Laureation address – Professor Silvia Gherardi

Friday 27 June 2014

Silvia Gherardi

Professor Silvia Gherardi
Laureation Address
Laureator: Professor Nic Beech
Friday 27 June 2014


Chancellor, it is my privilege to present Professor Silvia Gherardi for the degree of Doctor of Letters, honoris causa.

Professor Gherardi is a sociologist educated at Trento in Italy and at Exeter in the UK. She is Professor of the Sociology of Work at the University of Trento and is one of the founders and leaders of the interdisciplinary research unit RUCOLA (Research Unit on Communication, Organizational Learning and Aesthetics) which has had considerable international influence. Her work has been published widely in leading journals in English, French and Italian, and has become foundational for researchers in the field.

Her work has long been at the forefront of the ‘practice turn’ in the social sciences in general, and organisation studies in particular. She has challenged conventional academic boundaries, and has been instrumental in developing engagement between the humanities, sociological thought and research in organisations.

She has received honorary doctorates from a number of European universities, and she was recognised with distinguished honorary membership of the European Group for Organizational Studies (EGOS) in 2008. EGOS honorary membership was created in 1998 ‘to honour and thank scholars who have made pioneering and lasting contributions both to the advancement of knowledge in the social sciences dealing with organisation’.

Her recent contributions, following her fellowship award in 2008, have continued to break new ground in the field and are widely cited. For example, she is co-author of, and centrally involved with, four of the most cited articles in the leading journal Management Learning, including the number one article. Moreover, there is much about Professor Gherardi that is revealed in the two words ‘involved with’ – she is a generous and sought-after collaborator and critical academic friend. But more of that later.

Recently, she has been particularly cited for her work on the development of aesthetics in practice theory, and most especially in developing an understanding of the role of ‘taste’ in relation to practices, learning and knowing. She has shown that as we move from ‘amateur’ to ‘professional’ in our learning communities, we develop our taste through ‘amatory attachment’ – we come to love what we do, and do what we love.

That Professor Gherardi is a passionate professional who loves what she does is in no doubt, and her attachment and service to the field show this in a number of ways.  She has been at the forefront of important national and international learned societies, including being President of the European Group for Organizational Studies (1997-2000) and exercising scientific leadership within the Italian Sociological Association (1993-1996). She supports many of the major journals in the field though editorial positions and has played a significant role in international conferences and learned societies.

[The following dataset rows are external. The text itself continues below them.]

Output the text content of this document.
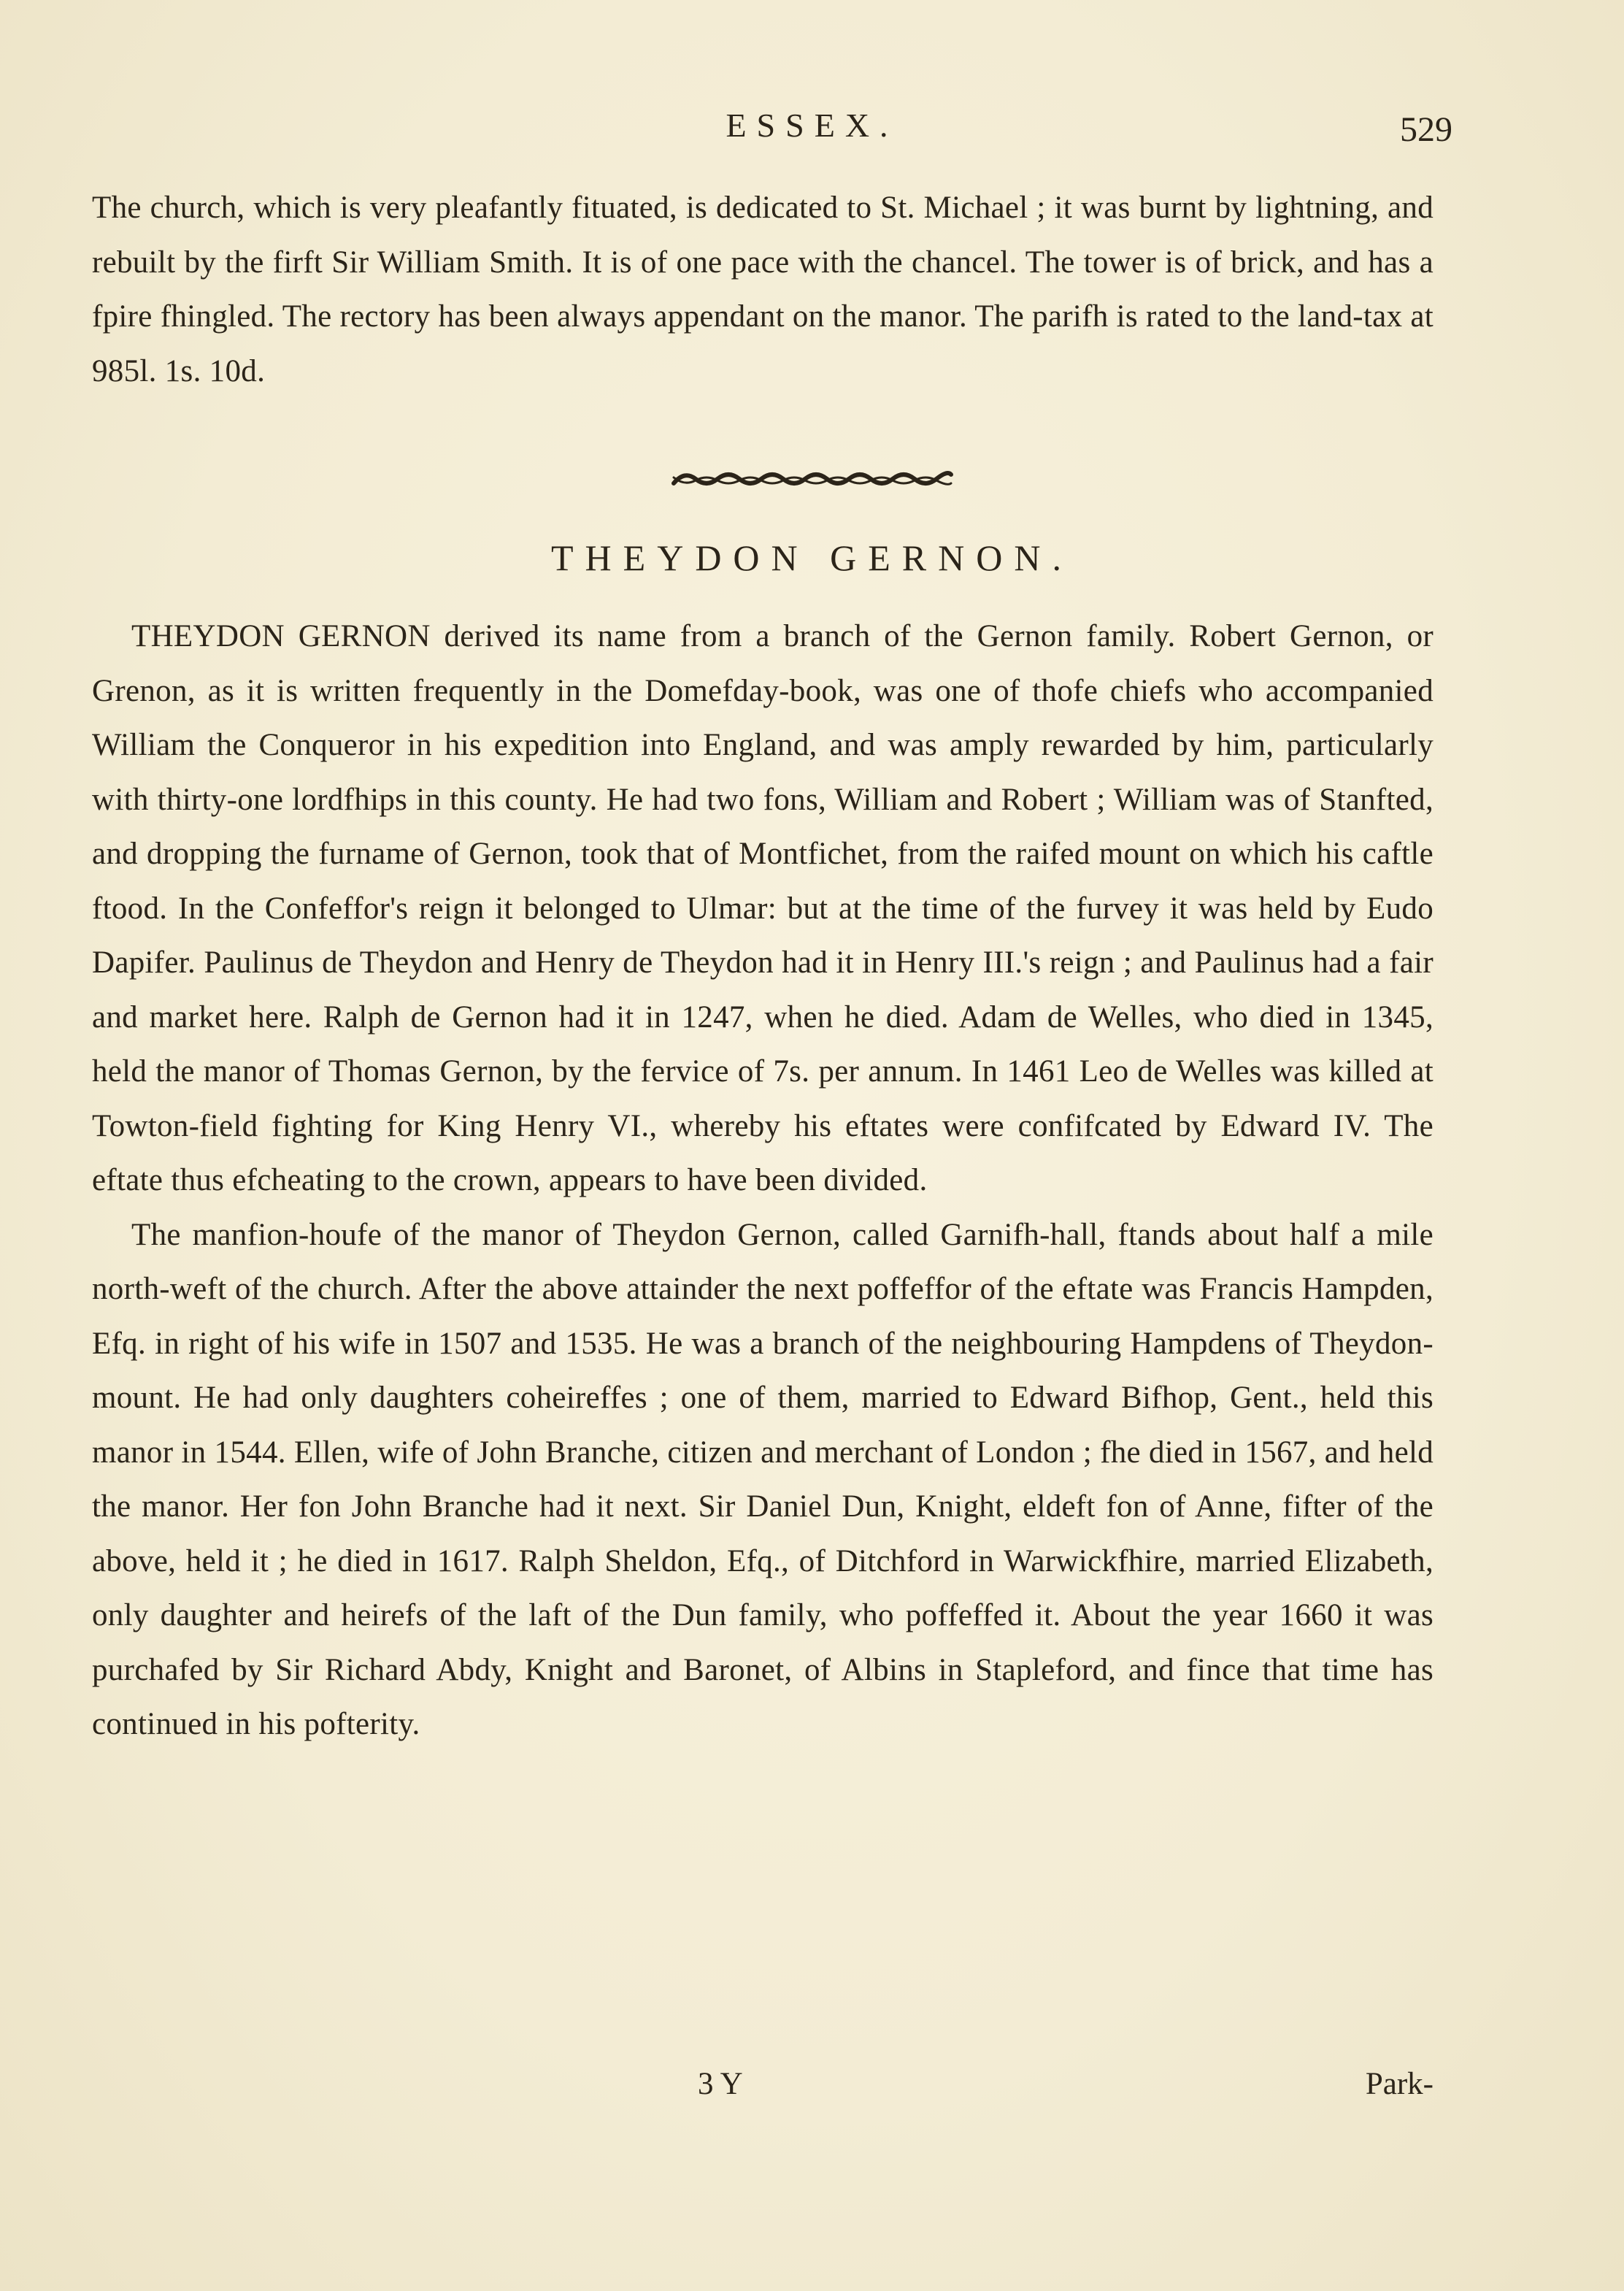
ESSEX.	529

The church, which is very pleafantly fituated, is dedicated to St. Michael ; it was burnt by lightning, and rebuilt by the firft Sir William Smith. It is of one pace with the chancel. The tower is of brick, and has a fpire fhingled. The rectory has been always appendant on the manor. The parifh is rated to the land-tax at 985l. 1s. 10d.

THEYDON GERNON.

THEYDON GERNON derived its name from a branch of the Gernon family. Robert Gernon, or Grenon, as it is written frequently in the Domefday-book, was one of thofe chiefs who accompanied William the Conqueror in his expedition into England, and was amply rewarded by him, particularly with thirty-one lordfhips in this county. He had two fons, William and Robert ; William was of Stanfted, and dropping the furname of Gernon, took that of Montfichet, from the raifed mount on which his caftle ftood. In the Confeffor's reign it belonged to Ulmar: but at the time of the furvey it was held by Eudo Dapifer. Paulinus de Theydon and Henry de Theydon had it in Henry III.'s reign ; and Paulinus had a fair and market here. Ralph de Gernon had it in 1247, when he died. Adam de Welles, who died in 1345, held the manor of Thomas Gernon, by the fervice of 7s. per annum. In 1461 Leo de Welles was killed at Towton-field fighting for King Henry VI., whereby his eftates were confifcated by Edward IV. The eftate thus efcheating to the crown, appears to have been divided.

The manfion-houfe of the manor of Theydon Gernon, called Garnifh-hall, ftands about half a mile north-weft of the church. After the above attainder the next poffeffor of the eftate was Francis Hampden, Efq. in right of his wife in 1507 and 1535. He was a branch of the neighbouring Hampdens of Theydon-mount. He had only daughters coheireffes ; one of them, married to Edward Bifhop, Gent., held this manor in 1544. Ellen, wife of John Branche, citizen and merchant of London ; fhe died in 1567, and held the manor. Her fon John Branche had it next. Sir Daniel Dun, Knight, eldeft fon of Anne, fifter of the above, held it ; he died in 1617. Ralph Sheldon, Efq., of Ditchford in Warwickfhire, married Elizabeth, only daughter and heirefs of the laft of the Dun family, who poffeffed it. About the year 1660 it was purchafed by Sir Richard Abdy, Knight and Baronet, of Albins in Stapleford, and fince that time has continued in his pofterity.

3 Y	Park-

Importantly, she has made a major contribution to the development of junior scholars. In one sense, this is intrinsic to her work and style of writing – she has the ability to make complex ideas accessible, and at the same time provokes interest and inspiration through her creative engagement with the field. She makes a tremendous difference to young scholars through her many developmental workshops and informal conversations – efforts which can easily go unacknowledged. However, as an illustration, one of our brightest scholars here at St Andrews considers herself one of Professor Gherardi’s ‘academic children’. Another young scholar experienced not only the intellectual rigour, but also the nurturing side of this engagement, describing the experience of spending time with Professor Gherardi as being like ‘spending time with your Auntie’. It is easy to see what he means: here is someone kind, who you can trust and who is full of good advice. It is more unusual than one might expect for an internationally renowned researcher to combine incisive critical scholarship with such obvious kindness and a commitment to community-building. And it is a combination that is very much to our taste here at St Andrews.

Therefore, Chancellor, in recognition of her major contributions to Sociology and Organisation Studies, I invite you to confer on Professor Silvia Gherardi the degree of Doctor of Letters, honoris causa.